May was eventually acquitted of the charges. Tilford failed to show up for his court date, and his bond was forfeited. May and Tilford’s relationship appeared to have ended after the shooting. He left South Dakota and wasn’t heard from again until he shot another man during a card game at Fort Steele, fifteen miles east of Rawlins, Wyoming.

Lightning struck May’s Rapid City brothel in late July 1895. The fire that started as a result was quickly extinguished, and all the inhabitants escaped without injury. One of the boarders in the front room of the house was struck by the bolt of lightning, and for a time May feared the woman would die. The bolt struck her on the left shoulder, passed over the body to the right side, down the right leg, and tore the shoe from her foot. May was in the rear of the house at the time of the strike and was knocked out of her chair.

Life passed without incident for May over the next nine years. She was hospitalized at St. Joseph Hospital in April 1905 because she suffered with a disease called edema. May died on October 29, 1905. Her children traveled to Deadwood to retrieve her body. Her remains were sent to Dakota City, Iowa, where she was laid to rest.

Soiled dove Maud Lee worked at a house in Deadwood not far from May Brown’s business. Where she came from and what her real name might have been is lost in history. What is known is that she was a sporting girl who was employed at brothels in Pierre, Lead, Sturgis, and Rapid City. She arrived in Deadwood on December 1, 1885, and four days later was the victim of a beating at the hand of another prostitute. The assailant was arrested for assault and battery and fined $12.00 for her violent behavior.

Maud began the year of 1886 troubled with a medical issue. By the time she traveled to Rapid City to see a doctor, she was “dangerously ill.” She returned to Deadwood in April feeling better than she had in several weeks. She went back to work, alternating between the various houses in which she was employed.

A civil action was brought against Maud in June 1889 for nonpayment of a $35 bill. She claimed to have no money and couldn’t pay, but the complainant accused her of “fraudulent insolvency.” The businessowner to whom Maud owed a debt claimed she did have money but gave it to a friend to keep for her until the situation was resolved. After hearing the facts, the judge ruled in favor of Maud and dismissed the case.

In 1891, Maud was arrested for prostitution, along with three of her other coworkers in Pierre. They were ordered to vacate the brothel and leave the city. Maud moved her things to the bordello in Deadwood, but her career as a courtesan in Pierre did not end. On April 4, 1894, she had one of her customers, a man named Dick Williams, arrested for shooting up her room with a pistol. 

It came as a shock to the soiled doves in Deadwood and surrounding areas when Maud Lee died on September 25, 1895. The peculiar circumstances surrounding her death led authorities to launch an investigation.

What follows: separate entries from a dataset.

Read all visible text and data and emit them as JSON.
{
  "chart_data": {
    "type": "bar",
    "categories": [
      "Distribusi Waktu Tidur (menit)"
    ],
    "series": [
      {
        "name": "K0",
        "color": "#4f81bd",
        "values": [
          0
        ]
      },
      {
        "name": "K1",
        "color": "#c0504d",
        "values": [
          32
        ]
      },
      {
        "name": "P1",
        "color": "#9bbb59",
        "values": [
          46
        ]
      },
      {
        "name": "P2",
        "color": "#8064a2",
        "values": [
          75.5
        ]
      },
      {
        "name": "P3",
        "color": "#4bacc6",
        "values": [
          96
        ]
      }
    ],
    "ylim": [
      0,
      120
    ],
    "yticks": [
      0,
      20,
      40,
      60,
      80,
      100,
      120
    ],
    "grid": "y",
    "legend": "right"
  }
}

A coroner was summoned, and a jury was impaneled. A prominent female physician was suspected of performing an illegal procedure on Maud. At an inquest, the coroner’s jury agreed the courtesan died as a result of an abortion Dr. Alice S. Baird gave the deceased. The doctor was subsequently arrested for manslaughter. She was found guilty, paid a fine, and moved out of the Black Hills. Dr. Baird died in Mitchell, South Dakota, in November 1900.